The live stream intermittently slipped into German, but this was no more confusing than navigating a German event in real life. Next to the stream was a live text-chat field, where organizers diligently answered questions and viewers created a semblance of a festival’s social life by commenting on the program.

The audience

Who is an event like OnlineFestival.ITFS.de for? Professionals with specific projects to discuss were catered for: the €19.99 pass gave access to business-to-business meetings, which I didn’t attend.

Industry people who generally want to network — a major demographic at any festival — will find these festivals frustrating. There’s no online substitute for bonding with strangers over a drink, and nobody is talking of virtual festivals permanently replacing real-life ones. However, in the long term, organizers may see a benefit in broadening their online offering. Some are already talking about this.

Meanwhile, animation lovers who simply wanted to watch films were well served by OnlineFestival.ITFS.de. Attending a real-life festival costs much more than €9.99; for many, it simply isn’t an option. By opening a selection of the latest films to anyone with a stable internet connection, virtual festivals could convert new audiences to animation. The organizers at Stuttgart say this is their ambition. The question is: will these new converts attend the real-life edition next year, or will they expect another substantial online program?
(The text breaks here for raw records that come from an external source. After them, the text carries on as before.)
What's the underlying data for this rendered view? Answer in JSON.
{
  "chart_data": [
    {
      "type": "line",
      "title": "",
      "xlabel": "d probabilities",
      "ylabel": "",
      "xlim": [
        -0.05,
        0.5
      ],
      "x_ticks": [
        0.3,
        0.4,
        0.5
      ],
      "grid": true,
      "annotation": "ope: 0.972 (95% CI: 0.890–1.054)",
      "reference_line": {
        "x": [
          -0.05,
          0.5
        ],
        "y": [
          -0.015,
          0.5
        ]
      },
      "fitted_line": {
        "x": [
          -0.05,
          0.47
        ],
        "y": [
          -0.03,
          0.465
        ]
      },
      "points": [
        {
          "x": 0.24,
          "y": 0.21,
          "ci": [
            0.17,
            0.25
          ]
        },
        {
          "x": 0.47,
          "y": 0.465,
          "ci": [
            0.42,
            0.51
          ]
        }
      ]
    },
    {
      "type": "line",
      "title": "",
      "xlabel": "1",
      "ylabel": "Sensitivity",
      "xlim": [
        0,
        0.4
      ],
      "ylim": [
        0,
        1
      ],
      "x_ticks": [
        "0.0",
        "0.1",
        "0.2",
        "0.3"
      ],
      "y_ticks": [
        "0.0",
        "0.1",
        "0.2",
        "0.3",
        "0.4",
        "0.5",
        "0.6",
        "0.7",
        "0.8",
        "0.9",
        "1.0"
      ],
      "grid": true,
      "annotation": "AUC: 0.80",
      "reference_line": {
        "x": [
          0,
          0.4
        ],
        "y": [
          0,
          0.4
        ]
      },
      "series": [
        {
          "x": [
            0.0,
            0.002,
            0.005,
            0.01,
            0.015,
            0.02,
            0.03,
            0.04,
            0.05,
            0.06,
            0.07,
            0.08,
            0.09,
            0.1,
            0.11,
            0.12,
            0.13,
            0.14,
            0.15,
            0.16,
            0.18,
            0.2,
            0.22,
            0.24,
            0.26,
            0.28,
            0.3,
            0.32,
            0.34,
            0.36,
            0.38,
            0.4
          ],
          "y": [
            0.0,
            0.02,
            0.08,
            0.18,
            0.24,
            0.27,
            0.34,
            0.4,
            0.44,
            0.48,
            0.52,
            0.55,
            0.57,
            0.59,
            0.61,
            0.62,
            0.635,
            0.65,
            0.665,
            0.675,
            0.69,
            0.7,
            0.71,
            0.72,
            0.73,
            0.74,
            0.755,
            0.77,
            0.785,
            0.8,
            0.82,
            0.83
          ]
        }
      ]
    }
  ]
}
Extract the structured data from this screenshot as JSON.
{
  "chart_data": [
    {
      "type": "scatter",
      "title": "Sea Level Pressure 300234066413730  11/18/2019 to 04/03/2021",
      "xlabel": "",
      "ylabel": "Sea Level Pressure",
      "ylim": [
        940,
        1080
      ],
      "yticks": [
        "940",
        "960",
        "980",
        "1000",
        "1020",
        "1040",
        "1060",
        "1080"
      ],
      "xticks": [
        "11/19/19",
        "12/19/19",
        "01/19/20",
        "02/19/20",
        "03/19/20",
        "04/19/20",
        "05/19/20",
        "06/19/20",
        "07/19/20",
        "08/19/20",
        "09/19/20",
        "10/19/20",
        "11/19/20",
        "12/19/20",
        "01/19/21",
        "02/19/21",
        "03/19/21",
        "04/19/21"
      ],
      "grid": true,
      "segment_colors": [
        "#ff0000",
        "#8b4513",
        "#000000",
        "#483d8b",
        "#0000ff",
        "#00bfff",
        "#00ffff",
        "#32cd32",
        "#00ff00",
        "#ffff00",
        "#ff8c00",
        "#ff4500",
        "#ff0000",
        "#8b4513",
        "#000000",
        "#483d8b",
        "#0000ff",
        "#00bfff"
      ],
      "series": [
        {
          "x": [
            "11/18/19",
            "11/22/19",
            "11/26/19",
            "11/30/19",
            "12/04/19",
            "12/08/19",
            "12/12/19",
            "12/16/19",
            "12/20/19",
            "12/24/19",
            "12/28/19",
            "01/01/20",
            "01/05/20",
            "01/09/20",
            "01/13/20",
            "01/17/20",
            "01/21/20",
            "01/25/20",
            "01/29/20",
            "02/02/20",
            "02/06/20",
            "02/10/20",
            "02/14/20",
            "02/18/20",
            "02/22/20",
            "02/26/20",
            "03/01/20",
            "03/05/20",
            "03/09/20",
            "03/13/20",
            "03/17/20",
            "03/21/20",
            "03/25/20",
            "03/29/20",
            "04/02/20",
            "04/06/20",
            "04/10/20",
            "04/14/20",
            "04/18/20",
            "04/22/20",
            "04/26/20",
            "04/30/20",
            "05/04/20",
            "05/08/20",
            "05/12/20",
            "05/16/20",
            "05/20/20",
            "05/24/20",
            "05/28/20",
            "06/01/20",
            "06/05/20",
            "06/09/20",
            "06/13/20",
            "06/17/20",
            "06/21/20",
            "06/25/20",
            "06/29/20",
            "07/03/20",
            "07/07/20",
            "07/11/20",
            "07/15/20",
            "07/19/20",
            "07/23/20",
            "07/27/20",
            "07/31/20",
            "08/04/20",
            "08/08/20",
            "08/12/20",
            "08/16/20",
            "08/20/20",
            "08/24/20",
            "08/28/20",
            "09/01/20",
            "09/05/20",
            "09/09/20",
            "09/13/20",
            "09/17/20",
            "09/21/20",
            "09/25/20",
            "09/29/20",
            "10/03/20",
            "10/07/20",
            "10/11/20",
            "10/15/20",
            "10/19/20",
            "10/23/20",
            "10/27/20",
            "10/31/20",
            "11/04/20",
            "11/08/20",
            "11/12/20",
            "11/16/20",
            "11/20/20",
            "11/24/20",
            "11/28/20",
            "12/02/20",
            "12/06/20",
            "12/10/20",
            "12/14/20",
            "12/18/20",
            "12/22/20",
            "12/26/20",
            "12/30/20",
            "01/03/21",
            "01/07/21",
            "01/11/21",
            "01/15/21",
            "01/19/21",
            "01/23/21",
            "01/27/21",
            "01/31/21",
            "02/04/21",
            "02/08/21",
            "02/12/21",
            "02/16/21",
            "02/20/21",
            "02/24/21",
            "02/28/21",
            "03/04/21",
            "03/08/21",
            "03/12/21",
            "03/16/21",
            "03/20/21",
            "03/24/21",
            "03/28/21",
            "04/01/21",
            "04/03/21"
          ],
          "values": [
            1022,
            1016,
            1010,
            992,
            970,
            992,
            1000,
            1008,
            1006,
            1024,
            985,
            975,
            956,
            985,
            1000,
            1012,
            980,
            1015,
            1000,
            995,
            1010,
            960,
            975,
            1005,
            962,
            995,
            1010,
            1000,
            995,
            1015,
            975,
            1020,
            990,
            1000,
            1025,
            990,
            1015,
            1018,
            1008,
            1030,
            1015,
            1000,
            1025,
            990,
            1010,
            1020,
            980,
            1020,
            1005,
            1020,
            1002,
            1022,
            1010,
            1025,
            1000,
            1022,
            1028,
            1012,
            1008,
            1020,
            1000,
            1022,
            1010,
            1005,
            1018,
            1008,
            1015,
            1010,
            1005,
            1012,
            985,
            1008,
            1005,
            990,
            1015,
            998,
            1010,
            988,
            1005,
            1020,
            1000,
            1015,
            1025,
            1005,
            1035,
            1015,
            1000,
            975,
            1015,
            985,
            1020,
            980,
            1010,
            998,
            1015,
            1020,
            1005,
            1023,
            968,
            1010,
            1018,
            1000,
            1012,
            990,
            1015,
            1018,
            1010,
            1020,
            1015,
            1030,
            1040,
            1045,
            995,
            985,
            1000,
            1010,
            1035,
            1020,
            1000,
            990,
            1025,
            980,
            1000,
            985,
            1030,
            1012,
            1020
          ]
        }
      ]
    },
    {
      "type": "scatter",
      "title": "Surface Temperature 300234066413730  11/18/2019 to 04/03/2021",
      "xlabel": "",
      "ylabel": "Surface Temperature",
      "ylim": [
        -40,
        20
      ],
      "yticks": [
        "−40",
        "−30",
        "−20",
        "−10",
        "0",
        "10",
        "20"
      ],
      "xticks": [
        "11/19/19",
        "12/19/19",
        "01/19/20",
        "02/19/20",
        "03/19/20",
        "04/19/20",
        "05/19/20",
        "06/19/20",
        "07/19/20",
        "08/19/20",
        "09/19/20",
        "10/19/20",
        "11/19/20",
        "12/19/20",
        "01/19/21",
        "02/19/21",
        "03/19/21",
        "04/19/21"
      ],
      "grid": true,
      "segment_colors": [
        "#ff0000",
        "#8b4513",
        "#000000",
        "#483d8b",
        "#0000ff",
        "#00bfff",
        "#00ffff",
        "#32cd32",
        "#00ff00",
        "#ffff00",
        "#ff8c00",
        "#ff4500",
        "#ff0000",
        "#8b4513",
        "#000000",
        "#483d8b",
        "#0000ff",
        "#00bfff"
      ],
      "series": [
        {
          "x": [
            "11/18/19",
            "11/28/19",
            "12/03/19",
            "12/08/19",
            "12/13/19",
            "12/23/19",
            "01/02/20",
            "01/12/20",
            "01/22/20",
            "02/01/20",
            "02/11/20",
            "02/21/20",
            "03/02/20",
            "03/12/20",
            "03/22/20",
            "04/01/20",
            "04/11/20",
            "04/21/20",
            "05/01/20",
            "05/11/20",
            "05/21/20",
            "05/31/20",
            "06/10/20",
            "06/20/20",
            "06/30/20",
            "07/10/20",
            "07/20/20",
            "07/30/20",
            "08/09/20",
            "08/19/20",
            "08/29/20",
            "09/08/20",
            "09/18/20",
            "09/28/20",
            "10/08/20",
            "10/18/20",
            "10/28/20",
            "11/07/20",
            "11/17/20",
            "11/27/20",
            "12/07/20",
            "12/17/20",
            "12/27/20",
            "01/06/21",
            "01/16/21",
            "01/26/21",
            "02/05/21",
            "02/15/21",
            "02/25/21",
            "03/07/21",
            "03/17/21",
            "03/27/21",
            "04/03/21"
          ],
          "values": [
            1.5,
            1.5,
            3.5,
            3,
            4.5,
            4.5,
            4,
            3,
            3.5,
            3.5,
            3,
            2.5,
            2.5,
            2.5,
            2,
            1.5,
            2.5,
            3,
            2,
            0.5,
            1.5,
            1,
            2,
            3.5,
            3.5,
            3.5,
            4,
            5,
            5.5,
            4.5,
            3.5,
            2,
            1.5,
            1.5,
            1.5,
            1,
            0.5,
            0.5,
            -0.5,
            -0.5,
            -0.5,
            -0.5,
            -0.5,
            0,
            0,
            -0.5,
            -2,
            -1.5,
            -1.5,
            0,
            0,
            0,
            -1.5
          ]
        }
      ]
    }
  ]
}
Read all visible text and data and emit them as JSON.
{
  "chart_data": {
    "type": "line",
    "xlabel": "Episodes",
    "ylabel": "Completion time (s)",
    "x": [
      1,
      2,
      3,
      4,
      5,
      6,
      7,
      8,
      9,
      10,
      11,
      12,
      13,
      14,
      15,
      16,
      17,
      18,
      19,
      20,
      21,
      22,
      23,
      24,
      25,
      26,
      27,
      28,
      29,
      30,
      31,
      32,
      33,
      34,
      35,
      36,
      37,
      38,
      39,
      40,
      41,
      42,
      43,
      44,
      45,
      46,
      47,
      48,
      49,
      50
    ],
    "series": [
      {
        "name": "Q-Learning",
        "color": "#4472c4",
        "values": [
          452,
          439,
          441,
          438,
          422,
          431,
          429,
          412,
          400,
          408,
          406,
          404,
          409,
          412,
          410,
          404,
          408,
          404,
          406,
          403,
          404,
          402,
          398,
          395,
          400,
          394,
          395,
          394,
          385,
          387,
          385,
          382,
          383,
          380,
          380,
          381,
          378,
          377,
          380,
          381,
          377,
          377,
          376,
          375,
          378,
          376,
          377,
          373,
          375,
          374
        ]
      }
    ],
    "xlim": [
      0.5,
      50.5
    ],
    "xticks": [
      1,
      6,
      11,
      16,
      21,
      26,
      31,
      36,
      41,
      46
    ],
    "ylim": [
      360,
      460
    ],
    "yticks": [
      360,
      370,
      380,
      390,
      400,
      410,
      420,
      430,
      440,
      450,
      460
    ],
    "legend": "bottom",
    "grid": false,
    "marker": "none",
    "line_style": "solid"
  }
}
Stuttgart’s organizers had several advantages: their reputation, the backing of sponsors (which surely helped keep the ticket price low), and the relative novelty of the virtual experience. What about smaller festivals planning online events in the coming months? The social experience is already lost to them. On top of that, proactive animation fans will have already seen most of the films on the circuit, thanks to the likes of OnlineFestival.ITFS.de and Annecy Online. What selling points are those smaller festivals left with? What will they have to do to draw viewers — and filmmakers?

I enjoyed my time on OnlineFestival.ITFS.de (without even drinking a drop). But its success raises as many questions as it answers.